Ce retrait constitue, selon Kinshasa, « la condition principale » pour aller vers la signature d’un accord de paix entre Tshisekedi et son homologue rwandais Paul Kagame, sous l’égide des États-Unis.

Malgré ces tensions persistantes, Patrick Muyaya a salué la signature récente du Cadre d’intégration économique régionale (CIER) entre la RDC et le Rwanda, présenté comme « un pas important » vers la normalisation.

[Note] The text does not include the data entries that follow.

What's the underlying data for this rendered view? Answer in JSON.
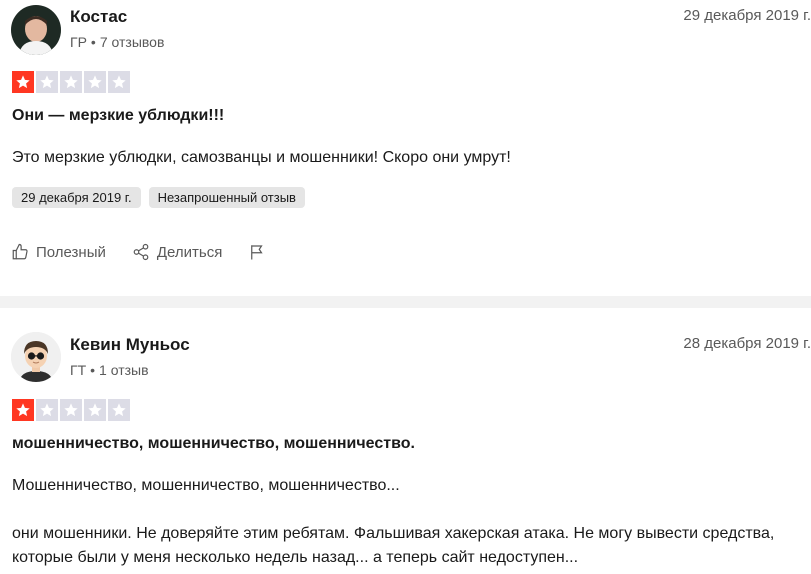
{
  "reviews": [
    {
      "name": "Костас",
      "country": "ГР",
      "review_count": "7 отзывов",
      "date": "29 декабря 2019 г.",
      "rating": 1,
      "title": "Они — мерзкие ублюдки!!!",
      "paragraphs": [
        "Это мерзкие ублюдки, самозванцы и мошенники! Скоро они умрут!"
      ],
      "experience_date": "29 декабря 2019 г.",
      "tag": "Незапрошенный отзыв",
      "actions": {
        "useful": "Полезный",
        "share": "Делиться"
      }
    },
    {
      "name": "Кевин Муньос",
      "country": "ГТ",
      "review_count": "1 отзыв",
      "date": "28 декабря 2019 г.",
      "rating": 1,
      "title": "мошенничество, мошенничество, мошенничество.",
      "paragraphs": [
        "Мошенничество, мошенничество, мошенничество...",
        "они мошенники. Не доверяйте этим ребятам. Фальшивая хакерская атака. Не могу вывести средства, которые были у меня несколько недель назад... а теперь сайт недоступен..."
      ]
    }
  ],
  "icons": {
    "useful": "thumbs-up-icon",
    "share": "share-icon",
    "report": "flag-icon",
    "star": "star-icon"
  },
  "colors": {
    "star_on": "#ff3722",
    "star_off": "#dcdce6",
    "chip_bg": "#e5e5e5",
    "muted_text": "#595959"
  }
}
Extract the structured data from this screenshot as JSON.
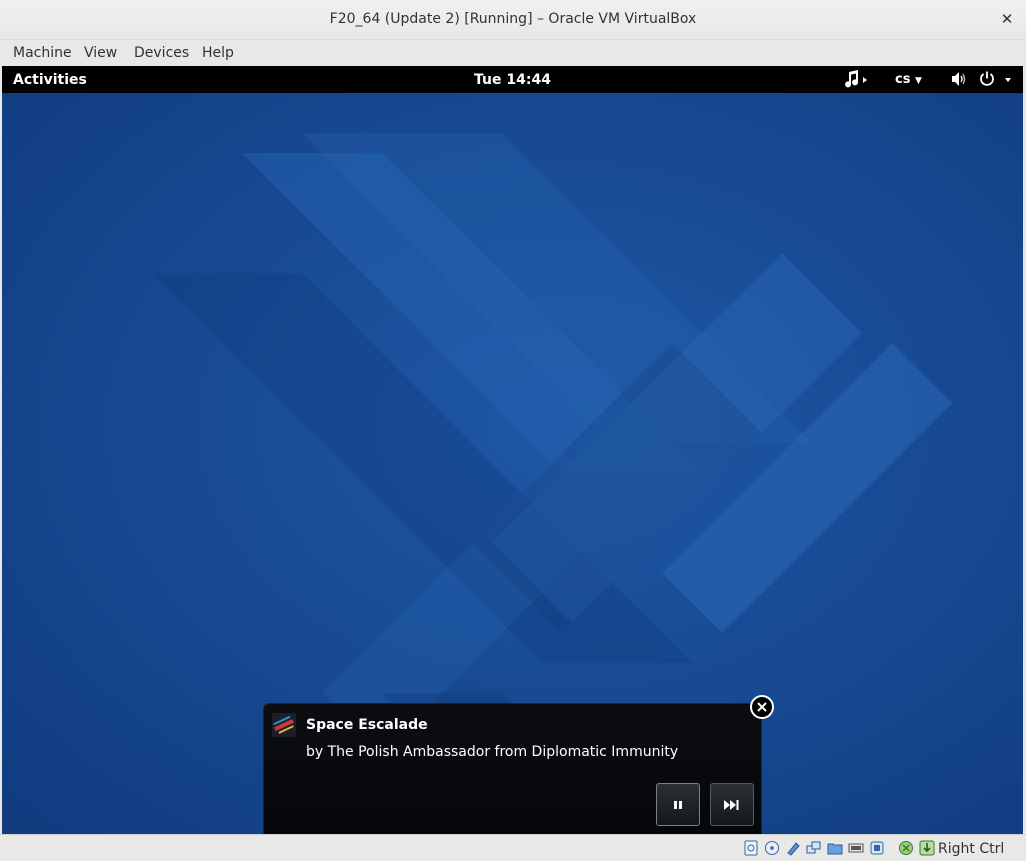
{
  "window": {
    "title": "F20_64 (Update 2) [Running] – Oracle VM VirtualBox"
  },
  "menu": [
    "Machine",
    "View",
    "Devices",
    "Help"
  ],
  "guest": {
    "topbar": {
      "activities": "Activities",
      "clock": "Tue 14:44",
      "keyboard_layout": "cs"
    }
  },
  "notification": {
    "title": "Space Escalade",
    "body": "by The Polish Ambassador from Diplomatic Immunity"
  },
  "statusbar": {
    "host_key": "Right Ctrl",
    "icons": [
      "hard-disk-icon",
      "optical-drive-icon",
      "usb-icon",
      "network-icon",
      "shared-folders-icon",
      "display-icon",
      "video-capture-icon",
      "mouse-integration-icon",
      "keyboard-capture-icon"
    ]
  },
  "colors": {
    "wallpaper": "#1a4d96",
    "topbar": "#000000",
    "notification": "#0b0d10"
  }
}
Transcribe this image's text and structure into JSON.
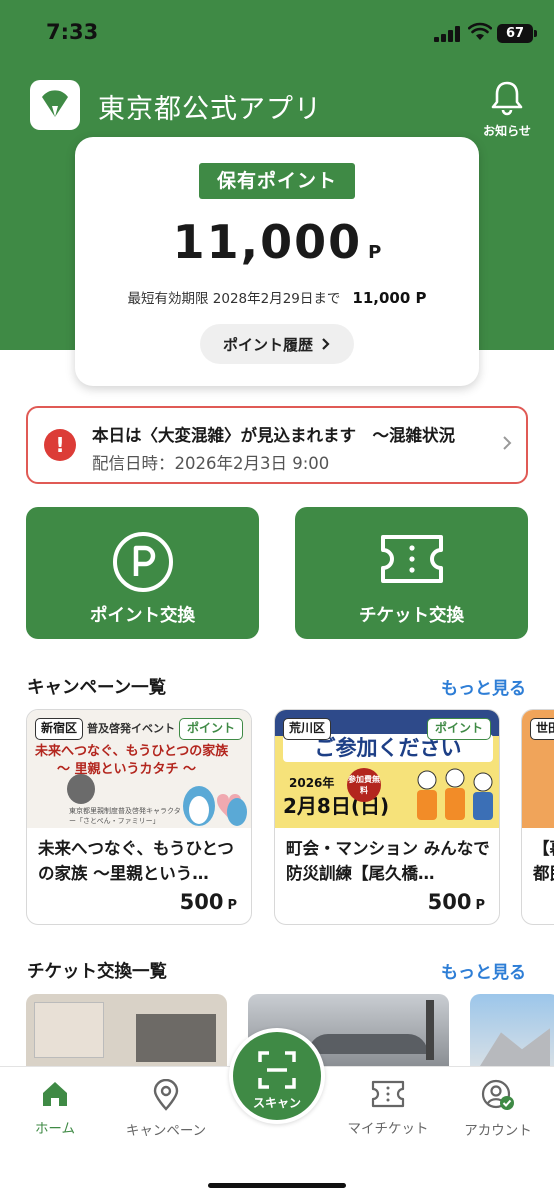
{
  "status_bar": {
    "time": "7:33",
    "battery": "67"
  },
  "header": {
    "title": "東京都公式アプリ",
    "notice_label": "お知らせ"
  },
  "points": {
    "tag": "保有ポイント",
    "value": "11,000",
    "unit": "P",
    "expiry_label": "最短有効期限 2028年2月29日まで",
    "expiry_amount": "11,000 P",
    "history_button": "ポイント履歴"
  },
  "alert": {
    "title": "本日は〈大変混雑〉が見込まれます　～混雑状況",
    "date": "配信日時：2026年2月3日 9:00"
  },
  "actions": [
    {
      "label": "ポイント交換",
      "icon": "p-circle-icon"
    },
    {
      "label": "チケット交換",
      "icon": "ticket-icon"
    }
  ],
  "campaigns": {
    "title": "キャンペーン一覧",
    "more": "もっと見る",
    "items": [
      {
        "area": "新宿区",
        "badge": "ポイント",
        "banner_top": "普及啓発イベント",
        "banner_headline": "未来へつなぐ、もうひとつの家族",
        "banner_sub": "～ 里親というカタチ ～",
        "banner_caption": "東京都里親制度普及啓発キャラクター「さとぺん・ファミリー」",
        "title": "未来へつなぐ、もうひとつの家族 ～里親という…",
        "price": "500",
        "unit": "P"
      },
      {
        "area": "荒川区",
        "badge": "ポイント",
        "banner_headline": "ご参加ください",
        "banner_year": "2026年",
        "banner_date": "2月8日(日)",
        "banner_free": "参加費無料",
        "title": "町会・マンション みんなで防災訓練【尾久橋…",
        "price": "500",
        "unit": "P"
      },
      {
        "area": "世田",
        "title": "【暮 都民",
        "price": "",
        "unit": ""
      }
    ]
  },
  "tickets": {
    "title": "チケット交換一覧",
    "more": "もっと見る"
  },
  "tab_bar": {
    "home": "ホーム",
    "campaign": "キャンペーン",
    "scan": "スキャン",
    "my_ticket": "マイチケット",
    "account": "アカウント"
  },
  "colors": {
    "brand_green": "#3f8a45",
    "alert_red": "#dc3c37",
    "link_blue": "#2e7ed6"
  }
}
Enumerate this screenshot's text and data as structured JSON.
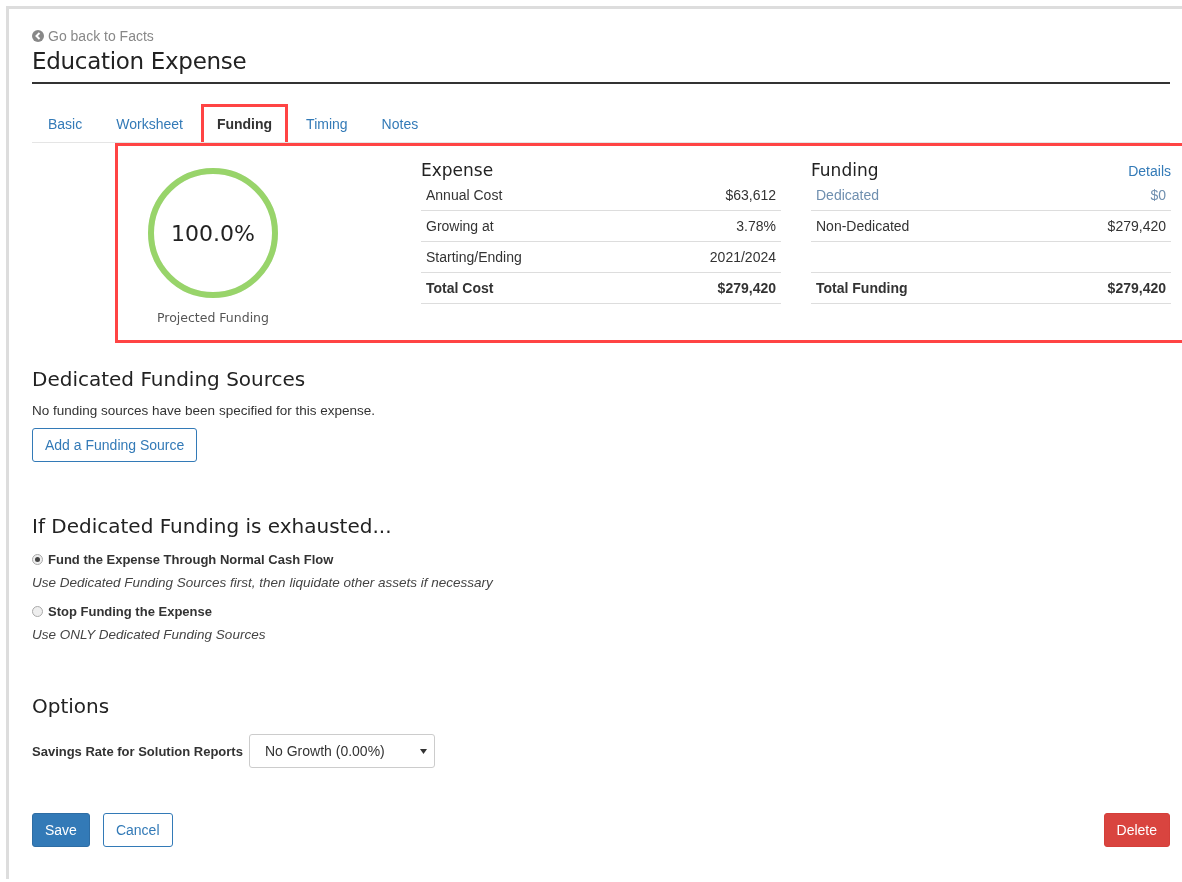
{
  "back_link": "Go back to Facts",
  "title": "Education Expense",
  "tabs": [
    {
      "label": "Basic",
      "selected": false
    },
    {
      "label": "Worksheet",
      "selected": false
    },
    {
      "label": "Funding",
      "selected": true
    },
    {
      "label": "Timing",
      "selected": false
    },
    {
      "label": "Notes",
      "selected": false
    }
  ],
  "summary": {
    "ring": {
      "percent": "100.0%",
      "label": "Projected Funding",
      "level": 1
    },
    "expense": {
      "title": "Expense",
      "rows": [
        {
          "kind": "normal",
          "label": "Annual Cost",
          "value": "$63,612"
        },
        {
          "kind": "normal",
          "label": "Growing at",
          "value": "3.78%"
        },
        {
          "kind": "normal",
          "label": "Starting/Ending",
          "value": "2021/2024"
        },
        {
          "kind": "total",
          "label": "Total Cost",
          "value": "$279,420"
        }
      ]
    },
    "funding": {
      "title": "Funding",
      "details_link": "Details",
      "rows": [
        {
          "kind": "link",
          "label": "Dedicated",
          "value": "$0"
        },
        {
          "kind": "normal",
          "label": "Non-Dedicated",
          "value": "$279,420"
        },
        {
          "kind": "blank"
        },
        {
          "kind": "total",
          "label": "Total Funding",
          "value": "$279,420"
        }
      ]
    }
  },
  "dedicated": {
    "heading": "Dedicated Funding Sources",
    "message": "No funding sources have been specified for this expense.",
    "add_button": "Add a Funding Source"
  },
  "exhausted": {
    "heading": "If Dedicated Funding is exhausted...",
    "options": [
      {
        "label": "Fund the Expense Through Normal Cash Flow",
        "hint": "Use Dedicated Funding Sources first, then liquidate other assets if necessary",
        "selected": true
      },
      {
        "label": "Stop Funding the Expense",
        "hint": "Use ONLY Dedicated Funding Sources",
        "selected": false
      }
    ]
  },
  "options": {
    "heading": "Options",
    "field_label": "Savings Rate for Solution Reports",
    "select_value": "No Growth (0.00%)"
  },
  "buttons": {
    "save": "Save",
    "cancel": "Cancel",
    "delete": "Delete"
  }
}
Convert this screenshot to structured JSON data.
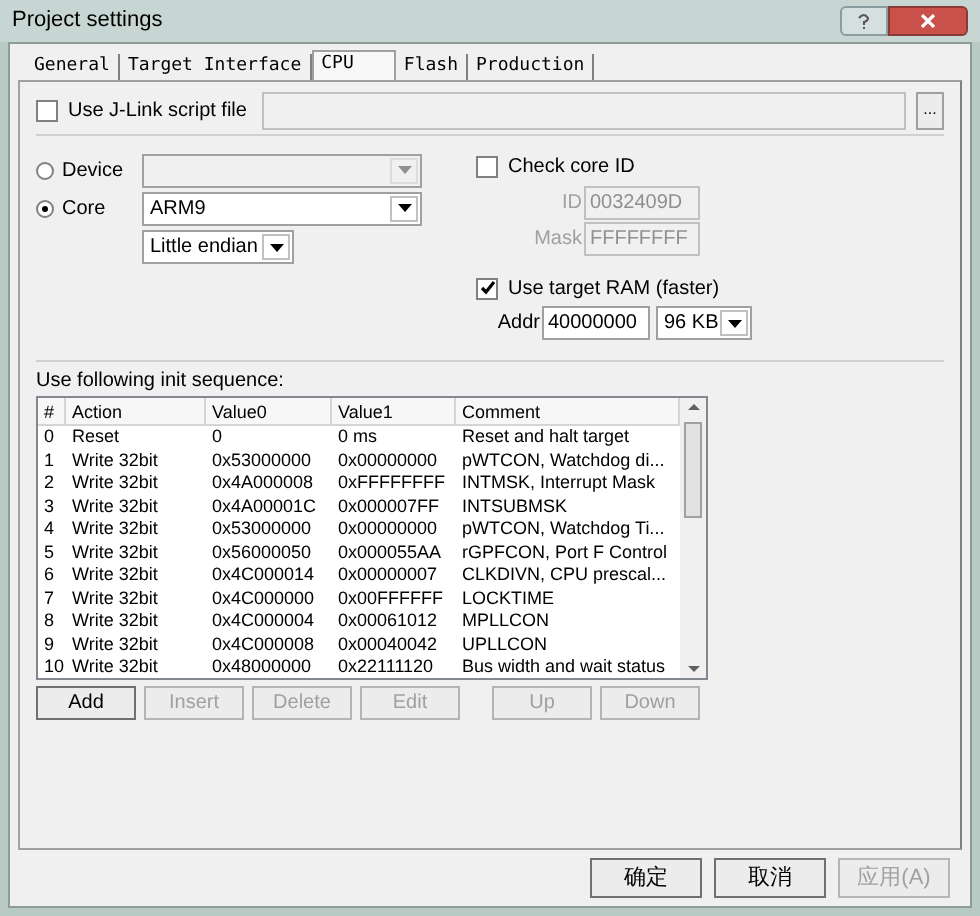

Cet accord vise à renforcer la coopération bilatérale dans des domaines stratégiques : mines, énergie, infrastructures, santé, agro-industrie et tourisme.

Depuis le Brésil, Félix Tshisekedi avait annoncé que la Maison Blanche devait envoyer « dans les jours qui suivent » une invitation officielle, tout en appelant à la prudence quant au processus de paix.

Le CIER découle de la Déclaration de principes signée le 25 avril 2025 et de l’accord de paix du 27 juin, conclu à Washington sous médiation américaine. Sa mise en œuvre est conditionnée par l’application du concept d’opérations (CONOPS) et de l’ordre opérationnel (OPORD), liant ainsi stabilité sécuritaire et développement économique.